Ransomware saldırılarında gözle görülür bir artış var. Gözle görülür diyorum çünkü özellikle Covid-19 salgınından sonra özellikle sağlık kuruluşlarını hedef aldığı için olumsuz olarak etkileniyoruz. Hatta bununla ilgili Google üzerinde bir arama yaparsanız sonucu daha net görmüş olacaksınız (Google arama: "ransomware statistics 2020").
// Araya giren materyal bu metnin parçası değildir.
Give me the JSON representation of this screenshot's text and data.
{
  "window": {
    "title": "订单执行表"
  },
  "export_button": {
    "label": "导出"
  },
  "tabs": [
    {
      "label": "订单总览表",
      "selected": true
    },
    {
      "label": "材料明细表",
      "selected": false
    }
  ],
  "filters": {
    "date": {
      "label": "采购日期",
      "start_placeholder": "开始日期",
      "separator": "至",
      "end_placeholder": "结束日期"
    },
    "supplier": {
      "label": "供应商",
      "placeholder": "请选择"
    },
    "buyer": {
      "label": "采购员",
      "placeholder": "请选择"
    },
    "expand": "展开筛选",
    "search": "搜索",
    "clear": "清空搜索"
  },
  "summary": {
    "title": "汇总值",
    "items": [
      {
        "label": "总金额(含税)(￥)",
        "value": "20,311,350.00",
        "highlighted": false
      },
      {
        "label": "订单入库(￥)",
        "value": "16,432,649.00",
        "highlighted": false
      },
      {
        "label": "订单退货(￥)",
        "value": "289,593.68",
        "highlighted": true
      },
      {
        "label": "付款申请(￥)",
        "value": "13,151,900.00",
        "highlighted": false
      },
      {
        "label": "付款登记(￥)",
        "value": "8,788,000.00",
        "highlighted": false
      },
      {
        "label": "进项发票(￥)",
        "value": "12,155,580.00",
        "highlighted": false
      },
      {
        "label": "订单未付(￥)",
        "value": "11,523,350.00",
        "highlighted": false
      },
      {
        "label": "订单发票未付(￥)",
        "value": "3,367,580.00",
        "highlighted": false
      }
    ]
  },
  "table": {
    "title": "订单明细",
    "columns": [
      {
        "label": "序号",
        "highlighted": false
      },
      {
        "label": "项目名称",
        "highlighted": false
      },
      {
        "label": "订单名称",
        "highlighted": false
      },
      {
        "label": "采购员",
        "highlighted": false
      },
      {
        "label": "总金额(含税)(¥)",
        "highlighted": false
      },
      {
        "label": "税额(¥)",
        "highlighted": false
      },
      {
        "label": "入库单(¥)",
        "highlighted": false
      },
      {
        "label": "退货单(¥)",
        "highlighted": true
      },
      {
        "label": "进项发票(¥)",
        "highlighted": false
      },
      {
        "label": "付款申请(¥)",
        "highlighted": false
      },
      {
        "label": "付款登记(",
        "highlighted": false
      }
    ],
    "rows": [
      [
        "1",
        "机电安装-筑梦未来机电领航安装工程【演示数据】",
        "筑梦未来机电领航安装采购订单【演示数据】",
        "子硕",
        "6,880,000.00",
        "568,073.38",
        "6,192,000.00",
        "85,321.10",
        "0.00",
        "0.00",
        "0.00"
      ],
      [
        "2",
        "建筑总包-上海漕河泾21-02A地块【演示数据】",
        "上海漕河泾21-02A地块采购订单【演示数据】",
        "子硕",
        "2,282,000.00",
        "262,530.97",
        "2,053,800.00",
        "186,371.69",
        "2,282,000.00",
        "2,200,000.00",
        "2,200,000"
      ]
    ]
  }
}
Ransomware saldırılarına karşı korunmak ve etkiyi azaltmak için CISA (Cybersecurity & Infrastructure Security Agency) tarafından çok faydalı bir rehber yayınlandı. "Ransomware Guide" ismiyle yayınlanan bu makalede engelleme ve müdahale başlıkları altında detaylı olarak aşağıdaki konulara değiniliyor. 

Be Prepared

  • Ransomware Infection Vector: Internet-Facing Vulnerabilities and Misconfigurations
  • Ransomware Infection Vector: Phishing 
  • Ransomware Infection Vector: Precursor Malware Infection 
  • Ransomware Infection Vector: Third Parties and Managed Service Providers 

General Best Practices and Hardening Guidance 

  • Ransomware Response 
  • Detection and Analysis 
  • Containment and Eradication
  • Recovery and Post-Incident Activity
  • Contact Information
"DEFEND TODAY, SECURE TOMORROW" mottosunu da çok sevdim 💚

Link tabiki burada.

Haftanın İpucu:

CISA (Cybersecurity & Infrastructure Security Agency) tarafından 2019 yılına ait kritik sistemleri hedef alan ve başarılı olan siber tehditlerin haritası çıkarıldı. İnfografik, MITRE ATT&ACK çerçevesine göre hazırlanmış. Kullanılma oranlarının yüzdelik olarak verildiği atak yöntemlerine göre riskli ve önceliklendirilmesi gereken alanlar belirlenebilir. Tam çıktı alıp duvara asmalık :)

Infografik burada.

Haftanın Sorusu:

Kimlik doğrulama sürecini daha güvenli hale nasıl getirirsiniz?

***

Haftanın Enleri Hakkında:

Haberler, okunması gereken dokümanlar, bloglar, teknik makaleler, araştırmalar öylesine çok ki hepsine yetişmeye çalışırken hiçbirinin hakkını veremiyoruz. Bu nedenle, siber güvenlik alanında kariyer yapan ve bu alana ilgi duyan herkesin güvenlik dünyasındaki gelişmeleri takip edebileceği az ama öz içeriğin düzenli olarak yayınlanması amaçlanmaktadır. Çünkü, az da olsa devamlı olan makbuldür.